UK's Hammond sees light at end of austerity tunnel, but debt must fall

Britain's Chancellor of the Exchequer Philip Hammond arrives in Downing Street in London, March 6, 2018. REUTERS/Peter Nicholls

By William Schomberg and Paul Sandle

LONDON (Reuters) - British finance minister Philip Hammond said on Sunday he might be able to relax his grip on public spending at the end of this year, but he stuck to his plan to cut the country's high debt levels.

Britain's budget deficit has probably fallen to about 2 percent of annual economic output in the current financial year, which would be its lowest since 2002 and way down from the 10 percent it reached in 2010, when many government departments began cutting spending sharply.

"There is light at the end of the tunnel because what we are about to see is debt starting to fall after it's been growing for 17 continuous years," Hammond told BBC television ahead of a half-yearly update on the public finances on Tuesday.

"That is a very important moment for us. But we are still in the tunnel at the moment. We have to get debt down."

Faced with uncertainty about what leaving the European Union will mean for the world's sixth-biggest economy and frustration among voters who have coped with eight years of austerity, Hammond has already pushed back a target of wiping out the deficit into the mid-2020s.

He came up with extra spending in a budget plan in November.

But he remains under pressure from the opposition Labour Party and some lawmakers in his Conservative Party to spend more on the over-stretched state health system and other services.

Labour's finance spokesman John McDonnell said Hammond's performance was nothing to celebrate.

"Last year, we had the lowest economic growth in the G7 countries," he said on Sunday. "Wages are below what they were in 2007-2008, before the banking crisis."

He said managers in the health service, school head teachers and local government official were bearing the brunt of the Conservatives' economic policies, and up to 11 million people would be hit next month by cuts in benefits.

FLEXIBILITY

Stressing the limits on his room for maneuver, Hammond told the BBC it was not clear that recent improvements in Britain's economy - such as a pickup in weak productivity growth - represented a long-term change.

"We need to look at what is happening sustainably in the economy," he said.

"But if there is the flexibility, the space to do something, then we will decide in the autumn how to do that," he said, adding the government would continue to balance the need for investment against the push to bring down debt.

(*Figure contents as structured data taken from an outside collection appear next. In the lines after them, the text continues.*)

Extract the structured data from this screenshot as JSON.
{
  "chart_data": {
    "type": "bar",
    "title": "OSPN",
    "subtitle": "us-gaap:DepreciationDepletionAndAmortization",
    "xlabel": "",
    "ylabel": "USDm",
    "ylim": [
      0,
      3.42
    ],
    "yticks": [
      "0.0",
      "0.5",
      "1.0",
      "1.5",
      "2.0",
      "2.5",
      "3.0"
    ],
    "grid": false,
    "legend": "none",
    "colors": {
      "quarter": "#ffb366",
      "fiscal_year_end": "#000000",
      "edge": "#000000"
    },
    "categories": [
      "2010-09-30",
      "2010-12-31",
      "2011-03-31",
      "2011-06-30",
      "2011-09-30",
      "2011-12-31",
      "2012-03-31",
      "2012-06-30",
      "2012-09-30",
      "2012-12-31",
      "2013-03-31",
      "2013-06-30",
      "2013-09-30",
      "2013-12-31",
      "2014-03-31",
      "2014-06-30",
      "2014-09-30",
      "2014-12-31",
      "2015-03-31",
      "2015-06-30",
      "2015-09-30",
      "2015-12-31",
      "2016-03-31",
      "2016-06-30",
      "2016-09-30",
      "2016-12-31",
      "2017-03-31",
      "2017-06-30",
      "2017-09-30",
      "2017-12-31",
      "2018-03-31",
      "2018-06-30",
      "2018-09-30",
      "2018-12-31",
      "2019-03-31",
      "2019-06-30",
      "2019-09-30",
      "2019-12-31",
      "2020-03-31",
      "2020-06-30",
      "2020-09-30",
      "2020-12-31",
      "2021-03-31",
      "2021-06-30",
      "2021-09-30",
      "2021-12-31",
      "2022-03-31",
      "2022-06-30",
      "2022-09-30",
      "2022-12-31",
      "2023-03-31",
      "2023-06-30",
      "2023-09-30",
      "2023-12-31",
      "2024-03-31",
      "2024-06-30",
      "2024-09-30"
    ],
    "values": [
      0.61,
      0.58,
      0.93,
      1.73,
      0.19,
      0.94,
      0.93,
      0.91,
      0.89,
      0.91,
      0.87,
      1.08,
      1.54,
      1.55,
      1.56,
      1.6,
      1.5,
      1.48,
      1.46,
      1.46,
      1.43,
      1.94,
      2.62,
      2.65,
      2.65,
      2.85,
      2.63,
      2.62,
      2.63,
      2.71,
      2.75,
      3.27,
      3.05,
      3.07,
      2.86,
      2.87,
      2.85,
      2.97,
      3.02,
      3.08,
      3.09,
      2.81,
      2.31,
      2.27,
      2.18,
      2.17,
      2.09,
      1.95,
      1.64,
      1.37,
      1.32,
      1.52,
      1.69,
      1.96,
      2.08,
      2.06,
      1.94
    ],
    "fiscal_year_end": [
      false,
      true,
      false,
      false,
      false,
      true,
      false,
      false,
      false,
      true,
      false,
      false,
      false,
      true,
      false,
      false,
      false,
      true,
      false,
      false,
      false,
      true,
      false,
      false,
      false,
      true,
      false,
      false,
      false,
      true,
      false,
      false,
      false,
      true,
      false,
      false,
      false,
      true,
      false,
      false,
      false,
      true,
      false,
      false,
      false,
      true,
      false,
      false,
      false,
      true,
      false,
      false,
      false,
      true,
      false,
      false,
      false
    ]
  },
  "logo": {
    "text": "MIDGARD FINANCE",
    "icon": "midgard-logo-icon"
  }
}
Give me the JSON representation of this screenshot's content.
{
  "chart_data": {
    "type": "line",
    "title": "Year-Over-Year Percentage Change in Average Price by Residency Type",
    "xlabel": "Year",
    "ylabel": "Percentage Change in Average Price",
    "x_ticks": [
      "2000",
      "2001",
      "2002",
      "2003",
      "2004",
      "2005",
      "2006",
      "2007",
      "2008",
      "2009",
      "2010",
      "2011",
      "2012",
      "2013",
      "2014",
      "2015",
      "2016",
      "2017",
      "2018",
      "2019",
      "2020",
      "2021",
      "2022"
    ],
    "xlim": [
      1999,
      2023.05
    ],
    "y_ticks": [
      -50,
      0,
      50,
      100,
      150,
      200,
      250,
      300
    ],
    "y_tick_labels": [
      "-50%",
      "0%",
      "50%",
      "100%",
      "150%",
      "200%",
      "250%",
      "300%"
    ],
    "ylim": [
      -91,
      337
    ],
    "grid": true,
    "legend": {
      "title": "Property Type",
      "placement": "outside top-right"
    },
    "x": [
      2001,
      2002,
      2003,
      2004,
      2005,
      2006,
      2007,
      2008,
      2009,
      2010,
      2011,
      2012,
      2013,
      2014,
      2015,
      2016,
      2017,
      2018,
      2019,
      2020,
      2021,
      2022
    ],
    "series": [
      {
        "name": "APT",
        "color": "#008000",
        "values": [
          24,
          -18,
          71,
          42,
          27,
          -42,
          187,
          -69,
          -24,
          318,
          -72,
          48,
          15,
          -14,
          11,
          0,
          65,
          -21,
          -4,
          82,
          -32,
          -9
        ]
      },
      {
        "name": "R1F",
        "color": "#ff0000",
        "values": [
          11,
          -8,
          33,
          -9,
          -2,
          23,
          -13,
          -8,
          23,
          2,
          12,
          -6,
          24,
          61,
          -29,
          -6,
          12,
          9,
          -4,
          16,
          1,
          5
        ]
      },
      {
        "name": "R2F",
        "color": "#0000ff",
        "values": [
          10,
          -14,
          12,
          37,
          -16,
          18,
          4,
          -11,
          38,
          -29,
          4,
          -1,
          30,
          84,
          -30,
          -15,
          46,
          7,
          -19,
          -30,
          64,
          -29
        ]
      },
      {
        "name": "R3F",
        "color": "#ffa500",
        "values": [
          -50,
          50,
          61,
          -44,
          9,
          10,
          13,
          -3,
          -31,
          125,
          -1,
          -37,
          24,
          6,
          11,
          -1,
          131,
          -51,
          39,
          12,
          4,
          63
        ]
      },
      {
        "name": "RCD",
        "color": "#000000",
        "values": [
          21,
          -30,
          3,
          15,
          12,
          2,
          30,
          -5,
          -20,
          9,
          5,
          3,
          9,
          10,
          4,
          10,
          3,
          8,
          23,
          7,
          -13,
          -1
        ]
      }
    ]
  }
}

Britain's overall public sector net debt totaled 1.7 trillion pounds in January, 84 percent of gross domestic product and more than double its level before the financial crisis. Hammond says that restricted Britain's ability to respond to future economic shocks.

Hammond confirmed he plans no new tax or spending measures in Tuesday's budget statement which will be largely a low-key update of economic forecasts. He is also due to launch some policy reviews.